What we do: APIAHF works to ensure that all Americans have access to health coverage and quality care that they can afford and rely on, no matter where they come from or what language they speak.


Health coverage is a strong predictor of access to health care in the U.S. Health coverage rates vary widely among Asian Americans, Native Hawaiians, and Pacific Islanders. As a group, Asian Americans, Native Hawaiians, and Pacific Islanders are more likely to be uninsured than non-Hispanic whites. Specific ethnic groups face extremely high rates of uninsurance: In 2016, 14% of Nepalese Americans, 12% of Micronesians and 9% of Laotians were uninsured.




Despite improvements through the Affordable Care Act, Medicaid and CHIP, disparities within AA and NHPI communities remain due to varying degrees of poverty, immigration-based barriers, lack of cultural competency in the health care system, and language access barriers.

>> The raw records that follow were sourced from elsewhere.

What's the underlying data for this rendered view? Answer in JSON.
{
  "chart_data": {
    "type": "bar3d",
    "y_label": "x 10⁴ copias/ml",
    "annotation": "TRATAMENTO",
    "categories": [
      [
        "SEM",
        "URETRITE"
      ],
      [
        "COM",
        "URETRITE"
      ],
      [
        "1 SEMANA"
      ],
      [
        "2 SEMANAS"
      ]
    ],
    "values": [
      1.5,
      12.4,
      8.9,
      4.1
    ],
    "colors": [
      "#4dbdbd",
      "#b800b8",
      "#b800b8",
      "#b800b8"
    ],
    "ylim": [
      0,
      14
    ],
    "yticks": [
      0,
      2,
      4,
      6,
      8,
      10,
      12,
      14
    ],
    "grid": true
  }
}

Immigration status is a major social determinant of health, impacting the type of coverage a person is eligible for and whether that person can access routine and preventive care. As a result, many Asian Americans and Pacific Islanders are locked out of public programs due to federal and state immigration restrictions. Nationally, 35% of noncitizens are uninsured, compared to 8% of naturalized citizens and 7% of native-born citizens.

In addition, many Asian Americans, Native Hawaiians, and Pacific Islanders that qualify for public programs remain uninsured because of language and cultural barriers in the enrollment process, misinformation about eligibility, and other family hardships such as food and housing insecurity.